Der beglückende Einbruch, das Wunder: Das widerfährt nur den Mädchen. Sie erwarten, könnte man sagen, das Wunder herbei. Voilà: Ein nackter junger Mann fällt auf die Terasse vor dem Zimmer, in dem sie lernen. Er tappt durch Vorhangschleier herein, ohne Schramme, ein Toter, der lebt. Das geschieht. Es folgt daraus nichts. Übergangslos geht es weiter. Das singuläre Ereignis schlechthin ist das Wunder. Die Erwartung der Jugend (die Jugend, die nichts anderes ist als Erwartung) übersetzt sich katholisch ins Wunder, auch in die Berufung, den Anruf Gottes, der einer jeden die singuläre, individuelle Aufgabe gibt in der Welt, die im Licht dieses Rufs ihr Antlitz verändert. Das Licht auf dem Gesicht von Amalia, die noch in der Belästigung durch den Lüstling das Wunder der singulären Berufung zu erkennen glaubt, ist der Vorschein dieser Erwählung, in der Gott eine Einsetzung vornimmt, ein Verhältnis entwirft, das dich aufhebt in der Welt. Ein Verhältnis, das der Gegensatz ist von Gleichgültigkeit und einem Geschehen, das eben geschieht. Alles steuert, nach diesem Wunder, von dem schon der Gesang des Beginns zu zeugen schien, auf eine schockierende Entzauberung zu, die bittere Enttäuschung einer Hoffnung darauf, dass das Leben, das vor dir liegt, gesegnet ist. Die Berührung hat stattgefunden und wir glauben es, wir sehen es mit Amalias Augen, obwohl wir auch sehen und obwohl der Film weiß Gott kein Geheimnis daraus macht, dass der Mittler dieses Wunders eine lächerliche Figur ist. (Aber steigert das nicht die Kraft des Wunders noch?)

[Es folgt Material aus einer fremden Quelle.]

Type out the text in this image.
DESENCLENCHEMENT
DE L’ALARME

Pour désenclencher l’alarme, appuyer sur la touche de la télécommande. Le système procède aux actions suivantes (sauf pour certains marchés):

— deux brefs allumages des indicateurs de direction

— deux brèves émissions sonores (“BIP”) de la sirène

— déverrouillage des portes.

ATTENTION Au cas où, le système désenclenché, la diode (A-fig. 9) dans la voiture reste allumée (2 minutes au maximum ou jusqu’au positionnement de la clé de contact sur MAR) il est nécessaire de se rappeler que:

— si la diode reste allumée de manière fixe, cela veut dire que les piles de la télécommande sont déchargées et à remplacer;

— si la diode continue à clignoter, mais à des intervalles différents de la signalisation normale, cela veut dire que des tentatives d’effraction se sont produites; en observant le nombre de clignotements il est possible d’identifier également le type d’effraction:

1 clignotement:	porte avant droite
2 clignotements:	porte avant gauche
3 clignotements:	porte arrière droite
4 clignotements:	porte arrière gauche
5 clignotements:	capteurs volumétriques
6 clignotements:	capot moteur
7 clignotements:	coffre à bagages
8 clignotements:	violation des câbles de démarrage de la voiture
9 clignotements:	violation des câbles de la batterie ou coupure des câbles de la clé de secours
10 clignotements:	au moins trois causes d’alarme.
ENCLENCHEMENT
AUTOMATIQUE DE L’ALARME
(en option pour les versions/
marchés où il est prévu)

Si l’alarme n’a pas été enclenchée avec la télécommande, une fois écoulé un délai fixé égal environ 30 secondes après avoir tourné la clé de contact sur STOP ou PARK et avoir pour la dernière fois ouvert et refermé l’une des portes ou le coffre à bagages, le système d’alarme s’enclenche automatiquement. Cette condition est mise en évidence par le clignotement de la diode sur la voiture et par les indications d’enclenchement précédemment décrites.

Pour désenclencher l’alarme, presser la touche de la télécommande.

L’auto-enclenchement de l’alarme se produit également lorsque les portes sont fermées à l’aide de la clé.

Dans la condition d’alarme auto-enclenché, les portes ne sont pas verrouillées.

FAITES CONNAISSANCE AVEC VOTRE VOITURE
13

Dieses doppelte Wissen, das Fehlen eines Übergangs zwischen der Wahrheit des Wunders und der Wahrheit einer gewissen Trostlosigkeit konstituiert den dadurch eigentümlicherweise nicht gespaltenen Blick des Films auf die enge Welt, die er in diesem Blick entwirft. Er verharrt auf dieser Grenze, die auch als die zwischen Traum und Wirklichkeit lesbar wäre – ginge es hier in erster Linie um Lesbarkeiten. Es scheint aber viel eher so, als seien die Zeichen, die wir zu sehen bekommen, zugleich überscharf und nicht distinkt. Wie jene Sichtbarkeiten vielleicht, die Jose beschreibt, nachdem sie ihre Finger aufs Auge gelegt hat und nun, von der selbst auferlegten Blindheit zu einem Sehen des Sichtbaren wie des nicht Sichtbaren befreit, wieder sieht. Klug ist Lukrezia Martel darinauf die Auflösung ins Eindeutige dieses doppelten Wissens zu verzichten, auf die Ausführung der Entzauberung, auf die alles zuläuft. Der Film kennt Gnade, mit Amalia, mit Helena, mit Dr. Jano, mit uns. Es ist die Gnade des Aufschubs der Enttäuschung. An der Stelle, im Aufschub der Enttäuschung: Ein Gleiten durch das Wasser mit der Verräterin, die die Freundin ist, umfangen vom Element, das trägt und schützt, ein Gleiten, das nicht endet. Das Ende ist nicht offen, aber es macht uns glauben, was wir sehen, obwohl wir wissen, dass das Wunder, das nie ein Wunder war, nun enden muss.